Btrfs is marked experimental for a reason, and it's public knowledge that until recently (like late kernel 3.3 cycle) the available fsck was read-only, no fix option. AFAIK there's a fix option version available now, but only in dangerdonteveruse branch of Chris's btrfs-tools tree ATM, not yet even in the main master branch, as it's being tested to ensure that at worst it doesn't make any problems WORSE instead of better.
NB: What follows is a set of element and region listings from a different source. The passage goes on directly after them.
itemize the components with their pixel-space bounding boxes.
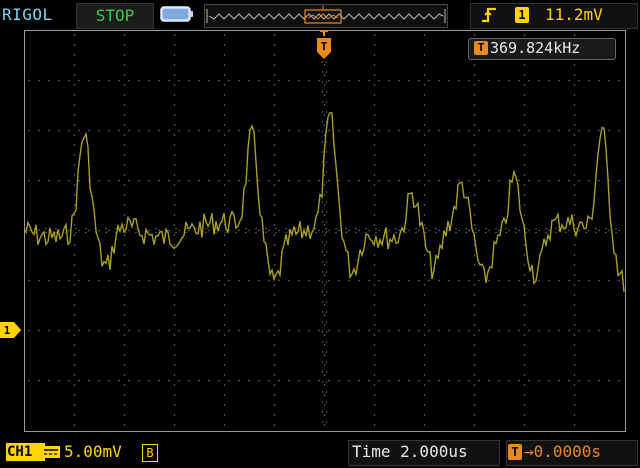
run-stop-status[interactable]: STOP — [76, 3, 154, 29]
timebase-value: Time 2.000us — [352, 442, 468, 461]
trigger-source-badge: 1 — [515, 7, 529, 23]
dc-coupling-icon — [42, 446, 60, 458]
bandwidth-limit-badge: B — [142, 444, 158, 462]
memory-waveform-overview[interactable]: T — [204, 4, 448, 28]
waveform-display[interactable] — [24, 30, 626, 432]
frequency-value: 369.824kHz — [490, 39, 581, 57]
battery-icon — [160, 6, 193, 22]
frequency-trigger-icon: T — [474, 41, 488, 55]
ch1-ground-marker[interactable]: 1 — [0, 322, 22, 338]
offset-trigger-icon: T — [508, 444, 522, 460]
trigger-position-marker[interactable]: T — [316, 30, 332, 60]
ch1-marker-label: 1 — [4, 324, 11, 337]
ch1-vertical-scale[interactable]: 5.00mV — [64, 440, 122, 464]
trigger-level: 11.2mV — [545, 5, 603, 24]
svg-text:T: T — [321, 4, 326, 12]
horizontal-offset-value: →0.0000s — [524, 442, 602, 461]
trigger-position-label: T — [321, 40, 328, 53]
rising-edge-icon — [482, 7, 496, 23]
brand-logo: RIGOL — [2, 5, 53, 24]
ch1-label[interactable]: CH1 — [6, 443, 45, 461]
IOW, as both the wiki and kernel options clearly state or from an even perfunctory scan of recent list posting, btrfs is clearly experimental and only suitable for test data that is either entirely throwaway or is available elsewhere ATM. While a responsible admin will always have backups for data even on production quality filesystems, there, backups are backups, the primary copy can be the copy on the working filesystem. But things are rather different for btrfs or any filesystem at its development state, where the primary copy should be thought of as existing on some non-btrfs volume, backed up as should be any data of value, and anything placed on btrfs is purely testing data -- if it happens to be there the next time you access it, particularly after the next umount/mount cycle, great, otherwise, you have a bug and as a tester of an experimental filesystem, should be following the development list close enough to know whether it has been reported or not yet, and a responsibility to try to trace and report it, including running various debug patches, etc, as may be requested for tracing it down. Otherwise, if you're not actively testing it, what are you doing running such an experimental and in active development filesystem in the first place?
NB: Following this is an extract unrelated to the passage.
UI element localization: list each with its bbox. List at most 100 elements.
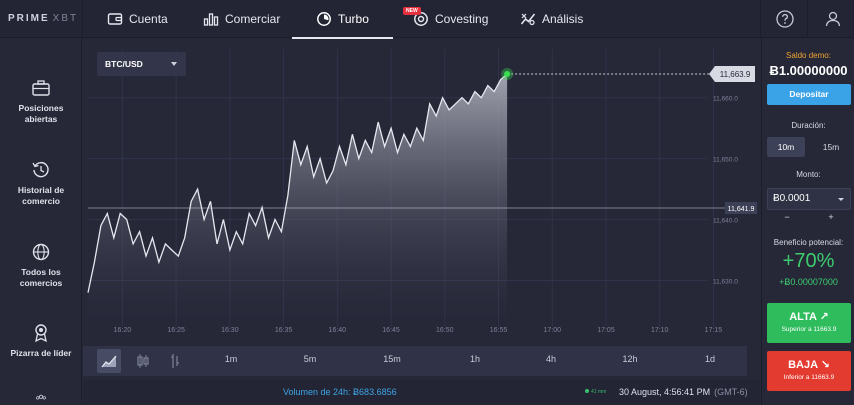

So /of/ /course/ btrfs is not likely to be more reliable at this point. It's still experimental, and while it is /beginning/ to stabilize, development activity and debugging is still very high, features are still being added, it only recently got a writing fsck at all and that's still in dangerdonteveruse for a reason. As a volunteer tester of a filesystem in that state, if it's as stable as a mature filesystem for you, you probably simply aren't pushing it hard enough in your tests! =:^)
But of course every filesystem had a point at which it was in a similar state, and unlike many earlier filesystems, btrfs has been designed from the ground up with data/metadata checksumming and other reliability features as primary design features, so by the time it reaches maturity and that experimental label comes off for mainline (actually, arguably before that as kernel folks are generally quite conservative about removing such labels), it should be well beyond ext* in terms of reliability, at least when run with the defaults (many of the features including checksumming can be turned off, it can be run without the default metadata duplication, etc).
So while btrfs as a still experimental filesystem fit only for testing /of/ /course/ doesn't yet have the reliability of ext3/4, it will get there, and then surpass them... until at a similar maturity to what they are now, it should indeed be better than they are now, or even than they will be then, for general purpose usage reliability, anyway.
Duncan (who has been following the btrfs list for a few weeks now, and all too often sees posts from folks wondering how to recover data... from a now unmountable but very publicly testing-quality-only filesystem that never should have had anything but throwaway quality testing data on it in the first place.)